In recent years, entire industries have popped up that rely on the delicate interplay between human workers and automated software. Companies like Facebook work to keep hateful and violent content off their platforms using a combination of automated filtering and human moderators. In the medical field, researchers at MIT and elsewhere have used machine learning to help radiologists better detect different forms of cancer.
What can be tricky about these hybrid approaches is understanding when to rely on the expertise of people versus programs. This isn’t always merely a question of who does a task “better;” indeed, if a person has limited bandwidth, the system may have to be trained to minimize how often it asks for help.
To tackle this complex issue, researchers from MIT’s Computer Science and Artificial Intelligence Lab (CSAIL) have developed a machine learning system that can either make a prediction about a task, or defer the decision to an expert. Most importantly, it can adapt when and how often it defers to its human collaborator, based on factors such as its teammate’s availability and level of experience.
The team trained the system on multiple tasks, including looking at chest X-rays to diagnose specific conditions such as atelectasis (lung collapse) and cardiomegaly (an enlarged heart). In the case of cardiomegaly, they found that their human-AI hybrid model performed 8 percent better than either could on their own (based on AU-ROC scores).
“In medical environments where doctors don’t have many extra cycles, it’s not the best use of their time to have them look at every single data point from a given patient’s file,” says PhD student Hussein Mozannar, lead author with David Sontag, the Von Helmholtz Associate Professor of Medical Engineering in the Department of Electrical Engineering and Computer Science, of a new paper about the system that was recently presented at the International Conference of Machine Learning. “In that sort of scenario, it’s important for the system to be especially sensitive to their time and only ask for their help when absolutely necessary.”
The system has two parts: a “classifier” that can predict a certain subset of tasks, and a “rejector” that decides whether a given task should be handled by either its own classifier or the human expert.
Through experiments on tasks in medical diagnosis and text/image classification, the team showed that their approach not only achieves better accuracy than baselines, but does so with a lower computational cost and with far fewer training data samples.
“Our algorithms allow you to optimize for whatever choice you want, whether that’s the specific prediction accuracy or the cost of the expert’s time and effort,” says Sontag, who is also a member of MIT’s Institute for Medical Engineering and Science. “Moreover, by interpreting the learned rejector, the system provides insights into how experts make decisions, and in which settings AI may be more appropriate, or vice-versa.”

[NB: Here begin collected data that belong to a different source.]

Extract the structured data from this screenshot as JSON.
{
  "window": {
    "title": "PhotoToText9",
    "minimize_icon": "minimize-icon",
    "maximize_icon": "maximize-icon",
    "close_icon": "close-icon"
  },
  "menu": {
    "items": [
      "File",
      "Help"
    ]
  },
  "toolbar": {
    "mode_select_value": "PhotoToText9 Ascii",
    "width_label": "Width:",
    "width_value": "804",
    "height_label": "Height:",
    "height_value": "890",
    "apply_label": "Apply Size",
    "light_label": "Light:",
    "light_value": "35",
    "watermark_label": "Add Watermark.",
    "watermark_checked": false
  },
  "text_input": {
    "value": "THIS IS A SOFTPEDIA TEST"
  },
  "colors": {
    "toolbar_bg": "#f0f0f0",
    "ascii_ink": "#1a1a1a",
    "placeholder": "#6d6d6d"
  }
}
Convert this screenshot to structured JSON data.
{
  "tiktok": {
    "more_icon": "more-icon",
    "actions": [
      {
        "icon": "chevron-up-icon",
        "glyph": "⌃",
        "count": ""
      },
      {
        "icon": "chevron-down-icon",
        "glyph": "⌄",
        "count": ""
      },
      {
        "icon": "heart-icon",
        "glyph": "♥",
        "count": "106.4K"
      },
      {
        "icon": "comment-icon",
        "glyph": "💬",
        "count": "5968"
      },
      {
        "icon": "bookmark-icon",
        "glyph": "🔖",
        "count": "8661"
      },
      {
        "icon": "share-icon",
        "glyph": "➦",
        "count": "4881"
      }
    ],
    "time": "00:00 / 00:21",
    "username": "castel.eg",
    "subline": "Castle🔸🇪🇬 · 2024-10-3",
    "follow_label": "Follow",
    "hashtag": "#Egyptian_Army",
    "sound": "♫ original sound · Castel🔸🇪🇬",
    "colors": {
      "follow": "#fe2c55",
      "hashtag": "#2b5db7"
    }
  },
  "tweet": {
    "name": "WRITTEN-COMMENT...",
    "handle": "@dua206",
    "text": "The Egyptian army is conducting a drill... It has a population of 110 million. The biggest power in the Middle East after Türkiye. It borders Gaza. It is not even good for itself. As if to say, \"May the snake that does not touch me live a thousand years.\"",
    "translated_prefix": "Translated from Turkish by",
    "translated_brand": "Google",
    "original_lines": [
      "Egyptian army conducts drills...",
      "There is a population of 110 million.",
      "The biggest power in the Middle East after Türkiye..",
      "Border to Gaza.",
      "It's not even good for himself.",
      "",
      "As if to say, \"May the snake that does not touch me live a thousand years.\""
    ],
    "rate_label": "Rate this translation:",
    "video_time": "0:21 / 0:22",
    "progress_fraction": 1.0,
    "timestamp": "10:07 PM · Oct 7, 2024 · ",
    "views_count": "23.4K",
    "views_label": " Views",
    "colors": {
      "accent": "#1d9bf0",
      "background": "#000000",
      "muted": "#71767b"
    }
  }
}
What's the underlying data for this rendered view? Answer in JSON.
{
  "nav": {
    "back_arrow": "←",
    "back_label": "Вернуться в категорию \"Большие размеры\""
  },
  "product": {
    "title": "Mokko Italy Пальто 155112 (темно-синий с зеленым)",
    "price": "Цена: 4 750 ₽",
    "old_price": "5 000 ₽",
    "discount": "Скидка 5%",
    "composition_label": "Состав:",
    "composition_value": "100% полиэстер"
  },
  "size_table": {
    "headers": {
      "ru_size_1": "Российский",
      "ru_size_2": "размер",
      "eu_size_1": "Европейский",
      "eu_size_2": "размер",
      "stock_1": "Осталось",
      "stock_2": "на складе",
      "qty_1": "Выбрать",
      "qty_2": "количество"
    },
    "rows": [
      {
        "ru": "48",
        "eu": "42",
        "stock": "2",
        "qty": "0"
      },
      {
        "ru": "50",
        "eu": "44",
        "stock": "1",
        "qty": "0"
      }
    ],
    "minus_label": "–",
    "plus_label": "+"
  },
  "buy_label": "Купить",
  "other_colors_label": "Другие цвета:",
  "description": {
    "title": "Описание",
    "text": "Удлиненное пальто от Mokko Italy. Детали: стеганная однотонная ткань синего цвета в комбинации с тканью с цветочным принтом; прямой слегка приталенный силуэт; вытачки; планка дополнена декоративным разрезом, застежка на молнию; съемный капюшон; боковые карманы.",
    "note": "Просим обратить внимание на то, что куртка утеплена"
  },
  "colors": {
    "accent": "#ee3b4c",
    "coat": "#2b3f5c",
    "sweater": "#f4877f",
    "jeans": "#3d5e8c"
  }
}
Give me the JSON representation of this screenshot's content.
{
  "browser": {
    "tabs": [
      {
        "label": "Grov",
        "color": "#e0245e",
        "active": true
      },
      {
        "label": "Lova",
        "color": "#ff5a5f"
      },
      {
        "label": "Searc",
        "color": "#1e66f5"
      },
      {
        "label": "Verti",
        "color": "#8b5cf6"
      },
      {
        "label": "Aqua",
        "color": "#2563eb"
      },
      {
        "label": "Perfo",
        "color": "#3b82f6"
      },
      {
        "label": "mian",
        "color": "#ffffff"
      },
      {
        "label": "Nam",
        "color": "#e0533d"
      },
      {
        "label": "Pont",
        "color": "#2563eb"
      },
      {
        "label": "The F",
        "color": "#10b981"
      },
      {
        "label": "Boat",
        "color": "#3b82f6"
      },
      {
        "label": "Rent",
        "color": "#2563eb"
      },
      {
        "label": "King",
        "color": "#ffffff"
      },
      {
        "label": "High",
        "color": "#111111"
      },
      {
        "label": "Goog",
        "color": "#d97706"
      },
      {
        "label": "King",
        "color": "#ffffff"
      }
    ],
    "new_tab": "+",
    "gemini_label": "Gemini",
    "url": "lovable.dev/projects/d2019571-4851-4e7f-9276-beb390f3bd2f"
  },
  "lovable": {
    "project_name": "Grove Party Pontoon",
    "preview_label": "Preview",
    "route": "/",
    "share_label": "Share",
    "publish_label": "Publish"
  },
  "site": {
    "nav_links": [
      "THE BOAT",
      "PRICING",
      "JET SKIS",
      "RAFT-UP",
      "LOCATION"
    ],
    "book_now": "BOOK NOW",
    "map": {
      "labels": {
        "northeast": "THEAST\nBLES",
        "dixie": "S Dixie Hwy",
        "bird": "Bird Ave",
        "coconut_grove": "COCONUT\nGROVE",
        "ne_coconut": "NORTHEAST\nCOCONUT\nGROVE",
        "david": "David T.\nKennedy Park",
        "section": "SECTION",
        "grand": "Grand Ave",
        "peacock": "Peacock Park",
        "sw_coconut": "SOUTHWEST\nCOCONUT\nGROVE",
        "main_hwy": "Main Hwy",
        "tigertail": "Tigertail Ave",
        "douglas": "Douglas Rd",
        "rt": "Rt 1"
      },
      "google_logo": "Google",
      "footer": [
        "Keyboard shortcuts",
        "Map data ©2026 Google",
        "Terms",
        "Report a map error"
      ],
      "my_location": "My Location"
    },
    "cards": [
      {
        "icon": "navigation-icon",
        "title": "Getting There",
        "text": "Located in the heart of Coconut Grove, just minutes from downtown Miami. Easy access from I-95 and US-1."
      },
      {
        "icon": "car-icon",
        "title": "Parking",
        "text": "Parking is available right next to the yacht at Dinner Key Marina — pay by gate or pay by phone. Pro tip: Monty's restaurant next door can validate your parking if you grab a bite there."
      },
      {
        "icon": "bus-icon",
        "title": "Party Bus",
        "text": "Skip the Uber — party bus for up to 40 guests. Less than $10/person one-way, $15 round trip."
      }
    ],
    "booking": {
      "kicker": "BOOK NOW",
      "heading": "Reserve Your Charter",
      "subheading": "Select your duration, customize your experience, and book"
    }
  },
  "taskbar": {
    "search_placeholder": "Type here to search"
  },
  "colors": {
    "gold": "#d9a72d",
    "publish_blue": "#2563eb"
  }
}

The system’s particular ability to help detect offensive text and images could also have interesting implications for content moderation. Mozanner suggests that it could be used at companies like Facebook in conjunction with a team of human moderators. (He is hopeful that such systems could minimize the amount of hateful or traumatic posts that human moderators have to review every day.)
Sontag clarified that the team has not yet tested the system with human experts, but instead developed a series of “synthetic experts” so that they could tweak parameters such as experience and availability. In order to work with a new expert it’s never seen before, the system would need some minimal onboarding to get trained on the person’s particular strengths and weaknesses.
In future work, the team plans to test their approach with real human experts, such as radiologists for X-ray diagnosis. They will also explore how to develop systems that can learn from biased expert data, as well as systems that can work with — and defer to — several experts at once. For example, Sontag imagines a hospital scenario where the system could collaborate with different radiologists who are more experienced with different patient populations.
“There are many obstacles that understandably prohibit full automation in clinical settings, including issues of trust and accountability,” says Sontag. “We hope that our method will inspire machine learning practitioners to get more creative in integrating real-time human expertise into their algorithms.”
Mozanner is affiliated with both CSAIL and the MIT Institute for Data, Systems and Society (IDSS). The team’s work was supported, in part, by the National Science Foundation.